Luego de una cena de sopa caliente y pan tostado, hice mis quehaceres de la noche y me fui directo a la cama. Mi cuarto estaba atiborrado de cosas, pues había sido una despensa antes de que yo llegara a vivir allí, pero resultaba acogedor y tenía una ventana, y era todo lo que yo necesitaba.

Esa noche, la luna se había escabullido tras las nubes, al igual que el sueño se escabullía de mí.

Duuzuu roncaba plácidamente en mi almohada. Todo en él parecía redondito. Dormía hecho una bolita, con la cola enrollada y las alas abrazando todo su cuerpo.

¿Cómo era capaz de dormir tan tranquilo? Luego de tantos años, yo seguía despertándome con pesadillas de incendios, alaridos, desamparo. A veces yo era la que gritaba a todo pulmón, y Birdie y Mae venían corriendo a tranquilizarme.

Duuzuu había sobrevivido al mismo incendio que yo. ¿Por qué él no tenía pesadillas? ¿Acaso los animales no recordaban las cosas de la misma manera que nosotros? ¿O es que para ellos el mundo sólo existía en el momento presente?

Cerré los ojos, y vi a Sir Zurt tendido en el suelo del bosque.

Abrí los ojos: techo, nubes, colcha.

Cerré los ojos de nuevo. Vi a dos hombres que me tomaban por las manos y me sacaban por una ventana quebrada. Oí el fuego aullando como un ser vivo, me oí gritar: “¡Pa! ¡Ma! ¡Toby!”, hasta que se me formó un nudo en la garganta y me desmayé.

Abrí los ojos. Duuzuu. Mis zapatos gastados y polvorientos. Mis cuadernos.

Encendí mi farol, tomé uno de mis cuadernos y lo hojeé. A veces, eso me calmaba. Con el tiempo había aprendido que existían maneras de hacer venir el sueño.

Leí aquí y allá en las páginas. Llevaba dos meses sin ver más chilladores que Sir Zurt.

Retrocedí un poco más en el cuaderno. Habían pasado once meses desde la última vez que había oído la llamada de un chillador en la noche.

Eso era hacía casi un año, justo después de que cumplí los diez.

Al día siguiente cumpliría once años. No me parecía que fuera gran motivo de celebración. Sabía que no habría regalos. No teníamos dinero para gastar en esas cosas.

Cerré los ojos y traté de recordar mi último cumpleaños con mi familia. Mi pa y mi ma acababan de terminar de construir nuestra casa. Estaba hecha de troncos y barro y tiempo, más que nada. Una vivienda sencilla, pero nos llenaba de orgullo. Hasta yo había ayudado un poco. O al menos mis papás habían fingido que me dejaban ayudar.

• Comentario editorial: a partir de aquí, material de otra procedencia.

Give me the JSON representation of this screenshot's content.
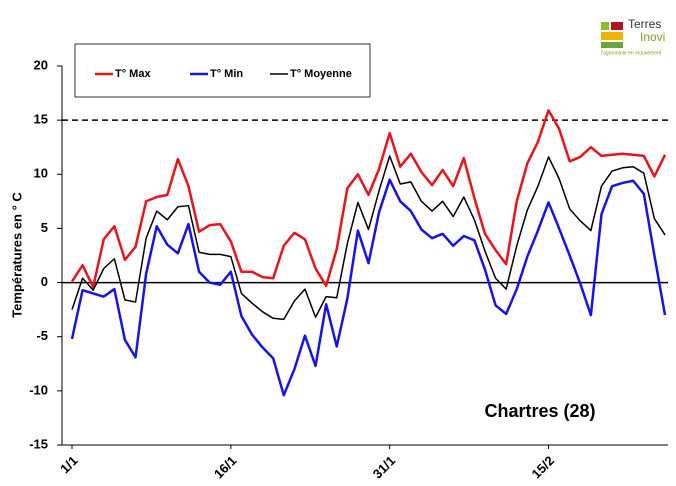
{
  "chart_data": {
    "type": "line",
    "y_label": "Températures en ° C",
    "annotation": "Chartres (28)",
    "categories": [
      "1/1",
      null,
      null,
      null,
      null,
      null,
      null,
      null,
      null,
      null,
      null,
      null,
      null,
      null,
      null,
      "16/1",
      null,
      null,
      null,
      null,
      null,
      null,
      null,
      null,
      null,
      null,
      null,
      null,
      null,
      null,
      "31/1",
      null,
      null,
      null,
      null,
      null,
      null,
      null,
      null,
      null,
      null,
      null,
      null,
      null,
      null,
      "15/2",
      null,
      null,
      null,
      null,
      null,
      null,
      null,
      null,
      null,
      null,
      null
    ],
    "series": [
      {
        "name": "T° Max",
        "color": "#e8141c",
        "values": [
          0.1,
          1.6,
          -0.4,
          4,
          5.2,
          2.1,
          3.3,
          7.5,
          7.9,
          8.1,
          11.4,
          8.9,
          4.7,
          5.3,
          5.4,
          3.8,
          1,
          1,
          0.5,
          0.4,
          3.4,
          4.6,
          4,
          1.3,
          -0.3,
          3.1,
          8.7,
          10,
          8.1,
          10.5,
          13.8,
          10.7,
          11.9,
          10.2,
          9,
          10.4,
          8.9,
          11.5,
          7.8,
          4.5,
          3,
          1.7,
          7.5,
          11,
          13,
          15.9,
          14.2,
          11.2,
          11.6,
          12.5,
          11.7,
          11.8,
          11.9,
          11.8,
          11.7,
          9.8,
          11.8
        ]
      },
      {
        "name": "T° Min",
        "color": "#1414e8",
        "values": [
          -5.2,
          -0.7,
          -1,
          -1.3,
          -0.6,
          -5.3,
          -6.9,
          0.8,
          5.2,
          3.5,
          2.7,
          5.4,
          1,
          0,
          -0.2,
          1,
          -3.1,
          -4.8,
          -6,
          -7,
          -10.4,
          -8,
          -4.9,
          -7.7,
          -2,
          -5.9,
          -1.5,
          4.8,
          1.8,
          6.5,
          9.5,
          7.5,
          6.6,
          4.9,
          4.1,
          4.5,
          3.4,
          4.3,
          3.9,
          1.2,
          -2.1,
          -2.9,
          -0.6,
          2.4,
          4.8,
          7.4,
          5,
          2.5,
          -0.1,
          -3,
          6.3,
          8.9,
          9.2,
          9.4,
          8.2,
          2.5,
          -3
        ]
      },
      {
        "name": "T° Moyenne",
        "color": "#000000",
        "values": [
          -2.5,
          0.4,
          -0.7,
          1.3,
          2.2,
          -1.6,
          -1.8,
          4.1,
          6.6,
          5.8,
          7,
          7.1,
          2.8,
          2.6,
          2.6,
          2.4,
          -1,
          -1.9,
          -2.7,
          -3.3,
          -3.4,
          -1.7,
          -0.6,
          -3.2,
          -1.3,
          -1.4,
          3.6,
          7.4,
          4.9,
          8.5,
          11.7,
          9.1,
          9.3,
          7.5,
          6.6,
          7.5,
          6.1,
          7.9,
          5.8,
          2.9,
          0.4,
          -0.6,
          3.4,
          6.7,
          8.9,
          11.6,
          9.6,
          6.8,
          5.7,
          4.8,
          8.9,
          10.3,
          10.6,
          10.7,
          10.1,
          5.9,
          4.4
        ]
      }
    ],
    "ylim": [
      -15,
      20
    ],
    "yticks": [
      -15,
      -10,
      -5,
      0,
      5,
      10,
      15,
      20
    ],
    "reference_line": 15
  },
  "logo": {
    "line1": "Terres",
    "line2": "Inovi",
    "tagline": "l'agronomie en mouvement"
  }
}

Tanto trabajo y sudor. Tanto construir y soñar. Y habían desaparecido en un instante, entre llamaradas frenéticas.

¿Qué sentido tenía hacer cosas si iban a acabar convertidas en cenizas?

Muy a menudo me quedaba dormida, para caer en pesadillas con el incendio que había matado a mi familia, y me despertaba bañada en sudor, pidiendo ayuda a gritos y jadeando para respirar.

Me sucedía tanto que casi lo esperaba.

Aunque no era tan terrible. Mae y Birdie siempre llegaban corriendo a consolarme. Y a veces lograba volver a conciliar un sueño intranquilo.


Esa noche fue diferente. En lugar de soñar con el incendio y la muerte, oía un chillador haciendo su llamada.

Me desperté sobresaltada y levemente esperanzada.

Pero no.

La luna seguía perdida entre las nubes. Y el mundo permanecía en silencio.